Cardeal Zen em greve de fome por liberdade de educação

19 out, 2011

Campanha na internet procura atingir a reputação do bispo Joseph Zen, alegando que o prelado tem financiado actividades anti-chinesas.

Cardeal Zen em greve de fome por liberdade de educação
O bispo emérito de Hong Kong, Cardeal Joseph Zen, iniciou esta manhã uma greve de fome de três dias pela liberdade de educação na região, que considera estar ameaçada.

O supremo tribunal de Hong Kong rejeitou um recurso da Igreja Católica contra uma medida do Governo de criar comissões para avaliar os programas educativos das escolas. Estas comissões seriam compostas por pais e professores, mas também por pessoas de fora do sistema escolar, nomeadas pelo Governo.

“Quero chamar atenção para o erro que é a decisão do tribunal, que é uma grande injustiça para a Igreja e o território de Hong Kong e que ameaça destruir o sistema educativo, considerado um dos melhores da região, de alta qualidade e eficiência”, afirmou o cardeal à agência católica AsiaNews.

Durante os próximos três dias o bispo, de 79 anos, apenas consumirá água e comungará, abstendo-se de qualquer outro alimento.

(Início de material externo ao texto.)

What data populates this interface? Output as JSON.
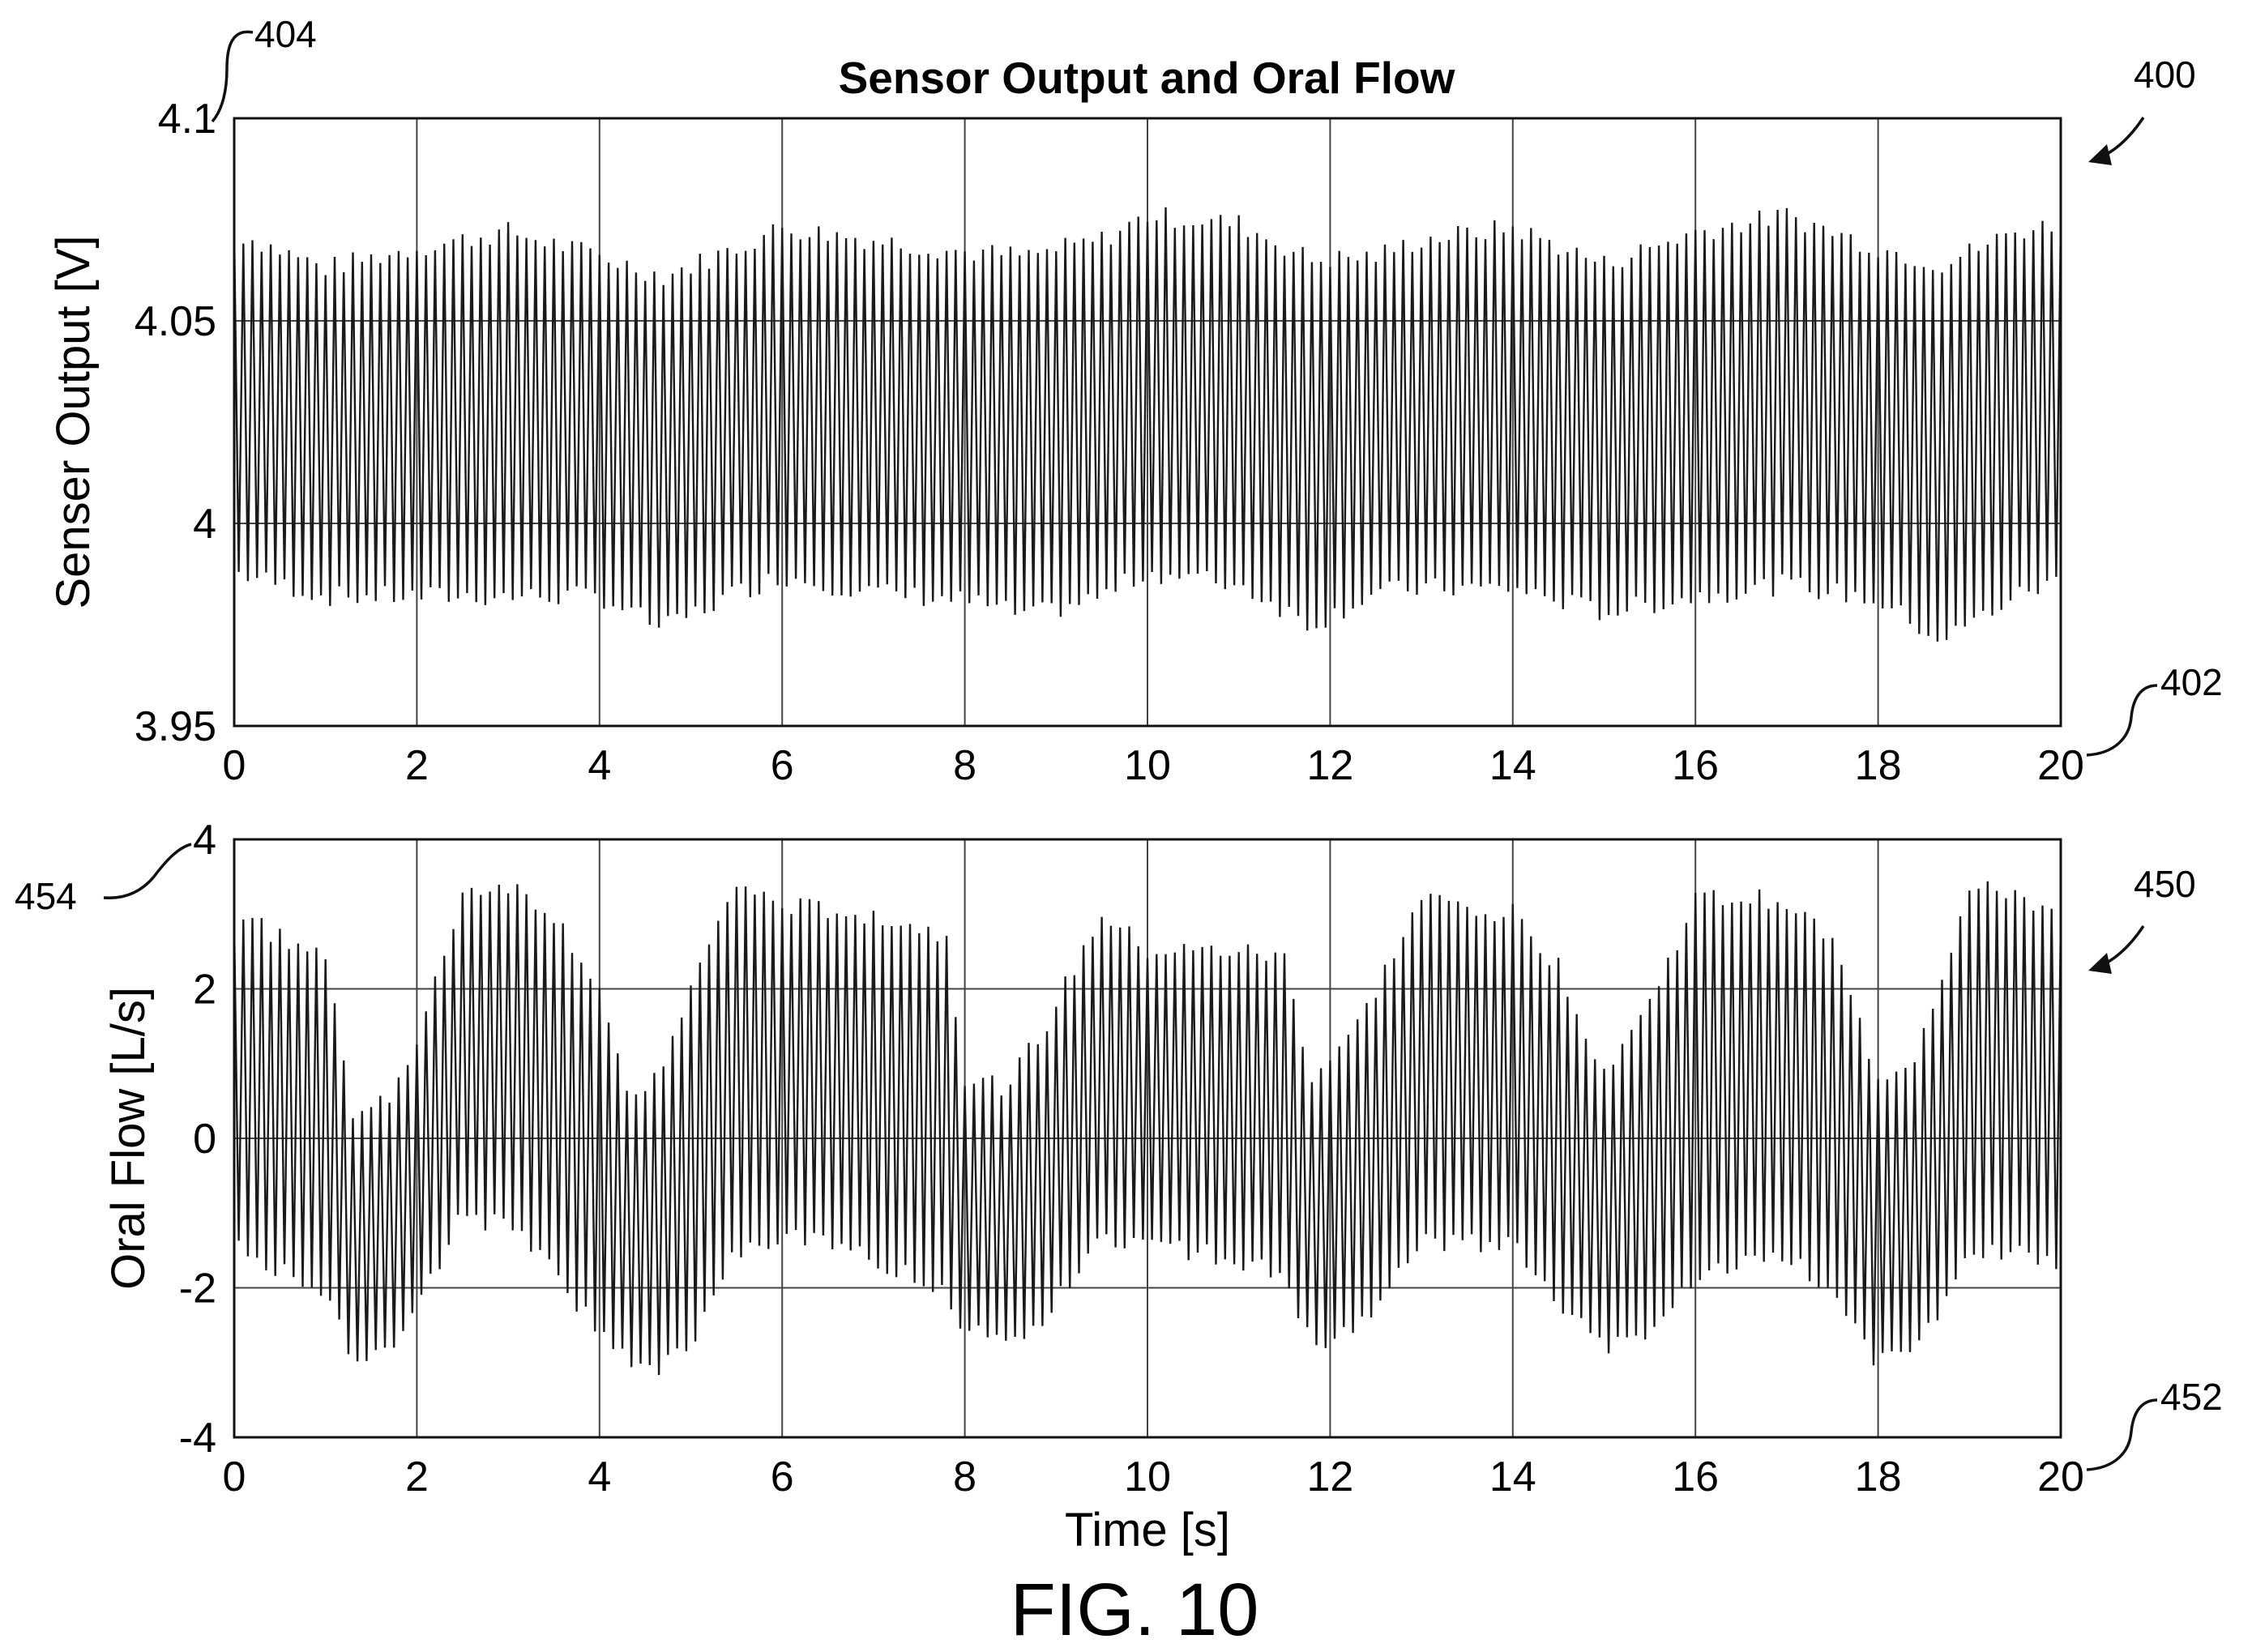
{
  "figure_label": "FIG. 10",
  "reference_numerals": {
    "top_figure": "400",
    "top_y_axis": "404",
    "top_x_axis": "402",
    "bottom_figure": "450",
    "bottom_y_axis": "454",
    "bottom_x_axis": "452"
  },
  "chart_data": [
    {
      "type": "line",
      "title": "Sensor Output and Oral Flow",
      "xlabel": "",
      "ylabel": "Senser Output [V]",
      "xlim": [
        0,
        20
      ],
      "ylim": [
        3.95,
        4.1
      ],
      "xticks": [
        0,
        2,
        4,
        6,
        8,
        10,
        12,
        14,
        16,
        18,
        20
      ],
      "xtick_labels": [
        "0",
        "2",
        "4",
        "6",
        "8",
        "10",
        "12",
        "14",
        "16",
        "18",
        "20"
      ],
      "yticks": [
        3.95,
        4.0,
        4.05,
        4.1
      ],
      "ytick_labels": [
        "3.95",
        "4",
        "4.05",
        "4.1"
      ],
      "grid": true,
      "signal": {
        "description": "rapid oscillation, ~10 cycles per second",
        "cycles_per_second": 10,
        "x": [
          0,
          1,
          2,
          3,
          4,
          4.7,
          5.5,
          6,
          7,
          8,
          8.7,
          9.5,
          10,
          11,
          11.8,
          12.5,
          13,
          14,
          15,
          16,
          17,
          18,
          18.7,
          19.5,
          20
        ],
        "peak": [
          4.072,
          4.063,
          4.068,
          4.072,
          4.066,
          4.061,
          4.068,
          4.073,
          4.07,
          4.067,
          4.066,
          4.07,
          4.076,
          4.074,
          4.065,
          4.066,
          4.07,
          4.073,
          4.064,
          4.072,
          4.076,
          4.068,
          4.064,
          4.072,
          4.074
        ],
        "trough": [
          3.988,
          3.982,
          3.982,
          3.982,
          3.982,
          3.974,
          3.983,
          3.987,
          3.983,
          3.981,
          3.977,
          3.982,
          3.988,
          3.985,
          3.975,
          3.983,
          3.984,
          3.984,
          3.978,
          3.982,
          3.985,
          3.981,
          3.971,
          3.982,
          3.986
        ]
      }
    },
    {
      "type": "line",
      "title": "",
      "xlabel": "Time [s]",
      "ylabel": "Oral Flow [L/s]",
      "xlim": [
        0,
        20
      ],
      "ylim": [
        -4,
        4
      ],
      "xticks": [
        0,
        2,
        4,
        6,
        8,
        10,
        12,
        14,
        16,
        18,
        20
      ],
      "xtick_labels": [
        "0",
        "2",
        "4",
        "6",
        "8",
        "10",
        "12",
        "14",
        "16",
        "18",
        "20"
      ],
      "yticks": [
        -4,
        -2,
        0,
        2,
        4
      ],
      "ytick_labels": [
        "-4",
        "-2",
        "0",
        "2",
        "4"
      ],
      "grid": true,
      "signal": {
        "description": "rapid oscillation, ~10 cycles per second, with slow breathing envelope",
        "cycles_per_second": 10,
        "x": [
          0,
          0.5,
          1.0,
          1.3,
          1.7,
          2.0,
          2.5,
          3.0,
          3.5,
          4.0,
          4.3,
          4.6,
          5.0,
          5.5,
          6.0,
          7.0,
          7.8,
          8.0,
          8.4,
          8.8,
          9.5,
          10.0,
          11.0,
          11.5,
          11.8,
          12.3,
          13.0,
          14.0,
          14.5,
          15.0,
          15.5,
          16.0,
          17.0,
          17.5,
          18.0,
          18.4,
          19.0,
          19.5,
          20.0
        ],
        "peak": [
          3.0,
          2.7,
          2.4,
          0.4,
          0.6,
          1.2,
          3.3,
          3.4,
          3.0,
          2.0,
          0.5,
          0.8,
          2.0,
          3.4,
          3.1,
          3.0,
          2.7,
          0.8,
          0.7,
          1.3,
          3.0,
          2.5,
          2.5,
          2.4,
          0.8,
          1.5,
          3.2,
          3.0,
          2.3,
          0.9,
          1.8,
          3.2,
          3.2,
          2.6,
          0.8,
          1.1,
          3.3,
          3.3,
          2.9
        ],
        "trough": [
          -1.3,
          -1.8,
          -2.0,
          -2.9,
          -2.9,
          -2.3,
          -1.0,
          -1.2,
          -1.8,
          -2.6,
          -3.0,
          -3.1,
          -2.8,
          -1.5,
          -1.3,
          -1.6,
          -2.0,
          -2.6,
          -2.7,
          -2.5,
          -1.3,
          -1.4,
          -1.6,
          -1.9,
          -2.8,
          -2.6,
          -1.4,
          -1.4,
          -2.2,
          -2.8,
          -2.6,
          -1.8,
          -1.6,
          -2.0,
          -3.0,
          -2.9,
          -1.6,
          -1.5,
          -1.7
        ]
      }
    }
  ]
}
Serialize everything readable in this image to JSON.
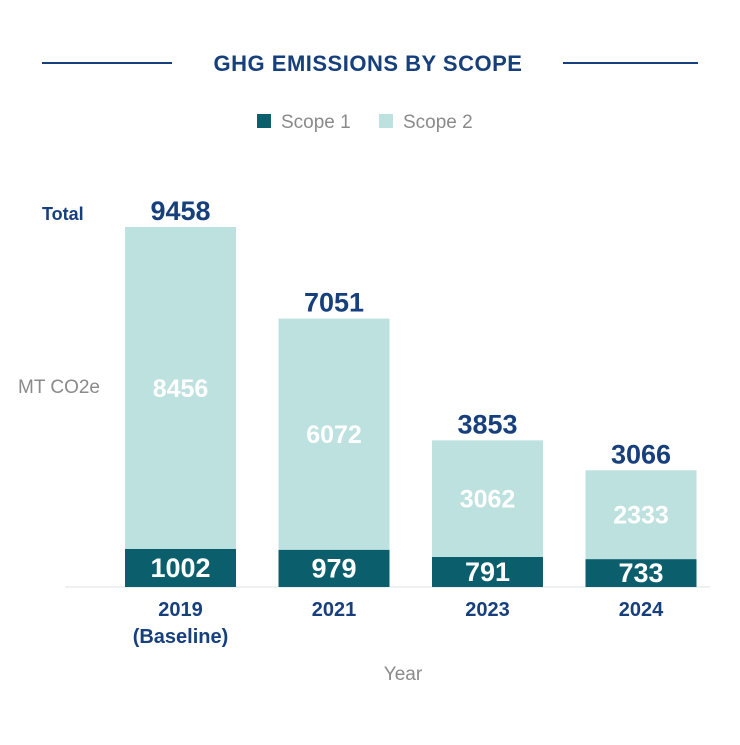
{
  "chart_data": {
    "type": "bar",
    "stacked": true,
    "title": "GHG EMISSIONS BY SCOPE",
    "xlabel": "Year",
    "ylabel": "MT CO2e",
    "total_label": "Total",
    "categories": [
      "2019",
      "2021",
      "2023",
      "2024"
    ],
    "category_sublabels": [
      "(Baseline)",
      "",
      "",
      ""
    ],
    "series": [
      {
        "name": "Scope 1",
        "color": "#0b5f6d",
        "values": [
          1002,
          979,
          791,
          733
        ]
      },
      {
        "name": "Scope 2",
        "color": "#bde1df",
        "values": [
          8456,
          6072,
          3062,
          2333
        ]
      }
    ],
    "totals": [
      9458,
      7051,
      3853,
      3066
    ],
    "ylim": [
      0,
      9458
    ],
    "grid": false,
    "legend_position": "top-center",
    "colors": {
      "title": "#163f7c",
      "axis_text": "#8a8a8a",
      "segment_label": "#ffffff"
    }
  }
}
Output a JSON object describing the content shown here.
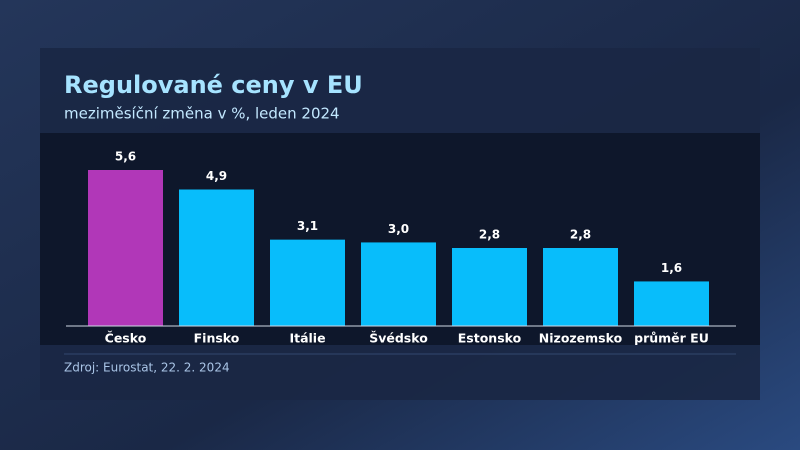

A iniciativa do cardeal tem sido acompanhada por uma campanha contra ele, lançada na internet. Alguns blogues têm publicado registos de doações recebidas pelo Cardeal, vindas maioritariamente do milionário Jimmy Lai, na ordem dos trezentos mil euros por ano.

Lai, que se converteu ao catolicismo, é um crítico do regime chinês e defensor da democracia e os críticos pretendem indicar que o bispo terá usado o dinheiro para si, ou para actividades anti-chinesas.

Em resposta o cardeal Zen explicou que o dinheiro tem sido usado para financiar bolsas de estudo, traduções de textos teológicos para chinês, ajuda a dioceses afectadas por desastres naturais e, também, apoio a bispos da Igreja clandestina – fiel a Roma – na China continental.

“Se tivesse usado o dinheiro para mim tinha comprado um carro e arranjado um condutor. Em vez disso tenho que usar o meu carro velho, guiado por mim”, explicou o Cardeal.